Tabs are converted to a fixed amount of whitespace, and spaces at the beginning of a line are lost. Multiple blank lines are also lost.
When converting to HTML, tabs are lost, as is any spacing at the beginnings of lines.
The distinction between paragraphs and line breaks is lost; all sequences of line breaks are translated as a single <P> code.
The linebreaking algorithm is hideous, and long words are likely to be wrapped across lines.
Tabs are rendered as a fixed amount of space. Spaces occasionally appear at the beginnings of lines when they shouldn't (similarly to the way they do in the Tk text widget).
What is generated is actually a PostScript program that generates the formatting, rather than a set of simple page descriptions, so it makes a lot of demands on your PostScript interpreter, and may print more slowly than you expect. Also, it doesn't conform to the PostScript comment conventions (it can't), so tools that need to work with PostScript files pagebypage will fail.
The ISO 8859-1 character set is supported only if you have a Level 2 PostScript interpreter (or at least an interpreter than knows ISOLatin1Encoding).
* The code needs to be reorganised. Code is shared between different formats that shouldn't be, and code isn't shared that should be.

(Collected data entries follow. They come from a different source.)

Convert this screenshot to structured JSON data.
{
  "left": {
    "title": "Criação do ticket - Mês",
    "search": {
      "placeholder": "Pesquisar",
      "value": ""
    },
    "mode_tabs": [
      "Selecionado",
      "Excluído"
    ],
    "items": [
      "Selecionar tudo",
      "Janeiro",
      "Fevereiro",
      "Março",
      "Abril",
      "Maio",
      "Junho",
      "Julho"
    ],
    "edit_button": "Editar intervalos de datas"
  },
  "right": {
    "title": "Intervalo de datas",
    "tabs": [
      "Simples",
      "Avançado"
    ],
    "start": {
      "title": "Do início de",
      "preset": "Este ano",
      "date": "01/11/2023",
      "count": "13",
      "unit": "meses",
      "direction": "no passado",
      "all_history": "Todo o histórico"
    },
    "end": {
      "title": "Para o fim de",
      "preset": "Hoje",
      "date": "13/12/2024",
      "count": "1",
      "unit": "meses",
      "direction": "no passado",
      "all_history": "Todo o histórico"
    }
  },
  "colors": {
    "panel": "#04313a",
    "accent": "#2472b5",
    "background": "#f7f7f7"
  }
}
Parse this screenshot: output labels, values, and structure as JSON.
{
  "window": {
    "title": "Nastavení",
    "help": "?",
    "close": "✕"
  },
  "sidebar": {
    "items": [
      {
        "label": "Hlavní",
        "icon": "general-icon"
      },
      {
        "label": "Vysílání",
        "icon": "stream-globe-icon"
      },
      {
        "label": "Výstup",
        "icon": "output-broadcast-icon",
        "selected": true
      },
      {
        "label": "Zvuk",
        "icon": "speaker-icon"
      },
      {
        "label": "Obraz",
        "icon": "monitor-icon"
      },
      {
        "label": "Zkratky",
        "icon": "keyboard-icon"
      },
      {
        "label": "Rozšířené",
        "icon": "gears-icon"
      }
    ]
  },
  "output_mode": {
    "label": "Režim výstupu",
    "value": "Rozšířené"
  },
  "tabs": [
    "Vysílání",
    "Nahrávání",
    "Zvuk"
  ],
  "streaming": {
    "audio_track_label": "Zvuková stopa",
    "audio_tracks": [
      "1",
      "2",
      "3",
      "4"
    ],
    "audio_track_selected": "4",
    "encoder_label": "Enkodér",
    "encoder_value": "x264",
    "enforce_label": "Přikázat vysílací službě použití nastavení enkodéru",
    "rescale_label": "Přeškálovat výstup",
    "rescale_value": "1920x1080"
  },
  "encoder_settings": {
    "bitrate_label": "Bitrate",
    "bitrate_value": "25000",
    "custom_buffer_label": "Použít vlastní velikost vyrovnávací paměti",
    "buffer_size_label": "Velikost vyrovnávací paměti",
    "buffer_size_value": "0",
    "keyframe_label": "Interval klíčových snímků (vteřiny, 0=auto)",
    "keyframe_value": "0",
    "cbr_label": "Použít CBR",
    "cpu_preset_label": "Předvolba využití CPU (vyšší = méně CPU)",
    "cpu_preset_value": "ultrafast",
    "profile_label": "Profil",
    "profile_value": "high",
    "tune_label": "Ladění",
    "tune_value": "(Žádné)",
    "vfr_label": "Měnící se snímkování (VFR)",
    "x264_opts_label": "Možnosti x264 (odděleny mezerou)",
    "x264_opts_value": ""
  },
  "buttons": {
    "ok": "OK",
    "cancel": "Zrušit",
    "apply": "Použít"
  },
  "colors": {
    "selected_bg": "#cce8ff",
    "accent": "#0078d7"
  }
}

* Whitespace is often lost or garbled in many of the formats.
* Much of the code is pretty inefficient.
* Tags other than font tags should be handled, for instance, colour and underlining should be supported (where possible).
* In addition to improving the existing conversions (and they really need it!), I'd like to provide modes for plaintext (with lines broken sensibly, and maybe capitalisation for headers) and formatted text (like nroff(1) output). LaTeX, RTF, and troff are other possibilities.
* It would be nice to support WYSIWYG writing of manual pages, or generation of them from jdoc documents. This would probably require a little additional information beyond what's in the text widget (e.g. name and description, section of the manual, etc.)
* When jdoc documents are converted to HTML, I'd like to translate hypertext links and anchors as well as fonts. (The capabilites of jdoc are closely modelled after those expressible in HTML.)
* The exact fonts used when generating PostScript and TeX should be user preferences.
* The TeX conversion does a lot of work to support ISO 8859-1. This should only be done if there are actually nonASCII characters in the text (or perhaps it should be a user preference). The PostScript conversion should support ISO 8859-1 even on Level 1 interpreters (it's easy enough).